A very common issue with your style of hardware is rust buildup between the cast iron bracket and the metal hardware. This is a commonly overlooked spot. This causes the effective distance between surfaces to become shorter. Remove the bracket and the hardware. Clean all the surfaces between the bracket and the hardware. Expect the rust to be very hard and require chipping it off.

  • What would you recommend using as far as getting rid of the rust? Should I be chipping away, or would filing be better? Are there any notches, tabs, or the like I should be worried about incidentally hitting in the process? – Einbrecher Sep 14 '15 at 15:27
  • My favorite way is to use a sand/bead blaster but not everyone has access to such a tool. My second favorite is a very small chisel that is very sharp. I like to use it to scrape the rust off and when the rust is very hard i use a tapping action to break the rust off. A file would work but be careful not to take off excessive metals from the bracket. Other then that there shouldn't be any notches or tabs to worry about. – vini_i Sep 14 '15 at 16:38

You may be trying to place them too far "back". The Toyota inboard pads can be very annoying to place precisely as the feel is kind of vague. The rotors also like to "kick out" a little during the process which makes the pads look wrong (even when installed correctly). For example, on mine, when I put the inboard pads in properly they hang out front of the rotor by a couple mm... Until everything is snugged up, then it all slots together. Not knowing that at first, I would get one edge of the pad in, line up with the rotor, push, and then the other edge would go in as the first popped back out...


I had the same issue today. Here is what I found to help.

With the caliper hung out of the way, I removed the torque plate with the old pads still on.
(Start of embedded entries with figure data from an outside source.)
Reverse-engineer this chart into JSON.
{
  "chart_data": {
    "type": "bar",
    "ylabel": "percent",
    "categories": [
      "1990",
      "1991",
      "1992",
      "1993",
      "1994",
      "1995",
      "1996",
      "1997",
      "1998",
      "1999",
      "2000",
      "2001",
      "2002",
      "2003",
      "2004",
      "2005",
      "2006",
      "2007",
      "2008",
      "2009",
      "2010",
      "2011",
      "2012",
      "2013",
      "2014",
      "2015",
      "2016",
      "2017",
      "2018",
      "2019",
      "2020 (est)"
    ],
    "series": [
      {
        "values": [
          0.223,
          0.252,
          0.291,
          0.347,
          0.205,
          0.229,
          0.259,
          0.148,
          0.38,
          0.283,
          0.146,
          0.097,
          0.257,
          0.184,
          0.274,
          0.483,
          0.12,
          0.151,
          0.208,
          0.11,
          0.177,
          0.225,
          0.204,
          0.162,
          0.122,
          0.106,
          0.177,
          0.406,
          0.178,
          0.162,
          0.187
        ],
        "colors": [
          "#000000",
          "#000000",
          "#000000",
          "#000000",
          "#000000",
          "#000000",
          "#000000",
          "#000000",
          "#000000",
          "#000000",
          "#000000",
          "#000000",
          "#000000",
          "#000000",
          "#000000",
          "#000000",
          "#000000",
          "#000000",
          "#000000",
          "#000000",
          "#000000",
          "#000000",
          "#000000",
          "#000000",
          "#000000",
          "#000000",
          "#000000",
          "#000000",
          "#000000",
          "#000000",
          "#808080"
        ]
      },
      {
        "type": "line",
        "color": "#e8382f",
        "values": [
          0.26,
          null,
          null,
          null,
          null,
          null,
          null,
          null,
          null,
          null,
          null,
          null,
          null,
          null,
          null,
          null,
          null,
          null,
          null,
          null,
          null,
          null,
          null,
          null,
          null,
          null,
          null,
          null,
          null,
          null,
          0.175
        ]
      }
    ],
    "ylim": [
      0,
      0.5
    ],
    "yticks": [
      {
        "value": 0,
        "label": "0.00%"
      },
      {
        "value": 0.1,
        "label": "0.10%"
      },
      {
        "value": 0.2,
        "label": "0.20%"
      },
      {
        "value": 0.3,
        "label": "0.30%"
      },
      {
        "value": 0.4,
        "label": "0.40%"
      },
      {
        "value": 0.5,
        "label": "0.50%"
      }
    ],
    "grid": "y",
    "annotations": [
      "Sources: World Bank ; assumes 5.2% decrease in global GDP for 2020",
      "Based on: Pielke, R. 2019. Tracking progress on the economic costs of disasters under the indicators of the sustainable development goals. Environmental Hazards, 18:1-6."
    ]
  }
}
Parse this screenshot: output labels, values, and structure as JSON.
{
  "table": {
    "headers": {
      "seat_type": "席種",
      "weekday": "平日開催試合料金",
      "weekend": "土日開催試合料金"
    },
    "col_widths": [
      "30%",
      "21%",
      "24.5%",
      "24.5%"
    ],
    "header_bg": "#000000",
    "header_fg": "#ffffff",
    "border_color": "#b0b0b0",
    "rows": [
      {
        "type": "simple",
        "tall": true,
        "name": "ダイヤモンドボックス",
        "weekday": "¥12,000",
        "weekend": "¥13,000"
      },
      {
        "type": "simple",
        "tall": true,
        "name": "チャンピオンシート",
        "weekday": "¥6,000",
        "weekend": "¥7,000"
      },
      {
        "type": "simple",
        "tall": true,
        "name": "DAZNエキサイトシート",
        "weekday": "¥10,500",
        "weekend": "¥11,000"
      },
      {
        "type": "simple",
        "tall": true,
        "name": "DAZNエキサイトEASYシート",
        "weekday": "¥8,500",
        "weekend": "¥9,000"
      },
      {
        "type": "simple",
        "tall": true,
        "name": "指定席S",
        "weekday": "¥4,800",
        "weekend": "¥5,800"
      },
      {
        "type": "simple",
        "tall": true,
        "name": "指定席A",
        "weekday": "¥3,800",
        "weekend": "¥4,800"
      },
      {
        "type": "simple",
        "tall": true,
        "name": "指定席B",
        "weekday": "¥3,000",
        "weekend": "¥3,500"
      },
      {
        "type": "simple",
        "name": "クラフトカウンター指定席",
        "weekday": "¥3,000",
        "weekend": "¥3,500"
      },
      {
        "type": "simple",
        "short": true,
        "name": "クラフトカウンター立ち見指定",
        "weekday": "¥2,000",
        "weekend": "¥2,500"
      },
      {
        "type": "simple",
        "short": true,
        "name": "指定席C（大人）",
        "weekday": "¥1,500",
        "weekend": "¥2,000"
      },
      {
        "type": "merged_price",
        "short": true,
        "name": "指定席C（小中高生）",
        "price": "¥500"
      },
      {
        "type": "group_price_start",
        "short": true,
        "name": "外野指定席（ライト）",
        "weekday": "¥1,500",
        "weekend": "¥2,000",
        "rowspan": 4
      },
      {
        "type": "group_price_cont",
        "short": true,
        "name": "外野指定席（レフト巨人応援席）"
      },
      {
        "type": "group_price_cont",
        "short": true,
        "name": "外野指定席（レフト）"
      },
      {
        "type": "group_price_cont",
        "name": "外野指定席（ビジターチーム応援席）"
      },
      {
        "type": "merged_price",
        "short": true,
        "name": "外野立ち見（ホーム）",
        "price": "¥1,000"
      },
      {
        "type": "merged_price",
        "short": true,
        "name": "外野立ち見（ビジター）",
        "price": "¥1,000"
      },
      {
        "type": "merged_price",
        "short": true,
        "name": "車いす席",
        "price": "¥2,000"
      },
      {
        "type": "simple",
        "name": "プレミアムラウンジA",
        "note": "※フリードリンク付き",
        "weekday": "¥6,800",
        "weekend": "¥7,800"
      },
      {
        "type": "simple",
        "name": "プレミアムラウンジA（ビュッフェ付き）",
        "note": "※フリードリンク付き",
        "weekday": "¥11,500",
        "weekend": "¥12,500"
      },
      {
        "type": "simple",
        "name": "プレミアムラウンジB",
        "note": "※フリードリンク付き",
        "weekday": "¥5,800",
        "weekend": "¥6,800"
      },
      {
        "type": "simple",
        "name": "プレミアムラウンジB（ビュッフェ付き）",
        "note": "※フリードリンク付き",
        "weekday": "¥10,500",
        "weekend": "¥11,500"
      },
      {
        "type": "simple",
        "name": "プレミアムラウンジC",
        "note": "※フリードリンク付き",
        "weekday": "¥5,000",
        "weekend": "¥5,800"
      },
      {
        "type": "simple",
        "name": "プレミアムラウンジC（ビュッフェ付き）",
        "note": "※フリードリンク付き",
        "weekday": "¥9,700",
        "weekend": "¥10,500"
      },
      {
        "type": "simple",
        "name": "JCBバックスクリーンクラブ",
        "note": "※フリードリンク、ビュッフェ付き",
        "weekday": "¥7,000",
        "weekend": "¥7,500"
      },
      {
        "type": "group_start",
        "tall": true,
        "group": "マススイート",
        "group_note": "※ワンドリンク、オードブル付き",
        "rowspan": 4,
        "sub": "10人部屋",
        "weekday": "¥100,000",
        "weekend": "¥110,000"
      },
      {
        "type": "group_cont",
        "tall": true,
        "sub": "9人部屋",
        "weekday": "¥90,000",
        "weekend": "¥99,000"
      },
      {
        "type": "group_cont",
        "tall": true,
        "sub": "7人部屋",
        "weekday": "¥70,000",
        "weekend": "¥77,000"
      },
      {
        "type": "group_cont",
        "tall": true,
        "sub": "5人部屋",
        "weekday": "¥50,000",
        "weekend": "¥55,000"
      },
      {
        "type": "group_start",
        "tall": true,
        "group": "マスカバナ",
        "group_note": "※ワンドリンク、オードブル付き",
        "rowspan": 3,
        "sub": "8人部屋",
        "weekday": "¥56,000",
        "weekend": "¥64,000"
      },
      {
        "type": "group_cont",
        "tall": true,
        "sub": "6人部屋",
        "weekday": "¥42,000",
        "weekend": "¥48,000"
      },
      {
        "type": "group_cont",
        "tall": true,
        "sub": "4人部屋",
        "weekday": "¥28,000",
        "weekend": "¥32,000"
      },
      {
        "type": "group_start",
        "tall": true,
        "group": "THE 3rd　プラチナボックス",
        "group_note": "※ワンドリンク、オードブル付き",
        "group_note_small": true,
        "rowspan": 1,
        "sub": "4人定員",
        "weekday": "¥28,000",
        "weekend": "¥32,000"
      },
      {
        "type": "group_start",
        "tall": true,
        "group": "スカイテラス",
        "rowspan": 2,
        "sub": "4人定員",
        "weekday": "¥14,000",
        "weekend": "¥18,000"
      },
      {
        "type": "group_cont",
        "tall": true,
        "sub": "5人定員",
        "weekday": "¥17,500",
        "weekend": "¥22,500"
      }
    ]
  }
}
The bolts holding this on are 17mm.

With the plate off I could quickly remove the very corroded pads with a hammer. I then could easily reach all the nooks and crannies with a wire brush to clean up the rust.
Then, with new pad support plates in, I laid the torque plate horizontal on the ground or bench so I could line up and press in the pads with my upper body weight. Took me 1/3 of the time this way. The corrosion can gett pretty bad. Lightly hitting the slots with a file would certainly help. Just be careful.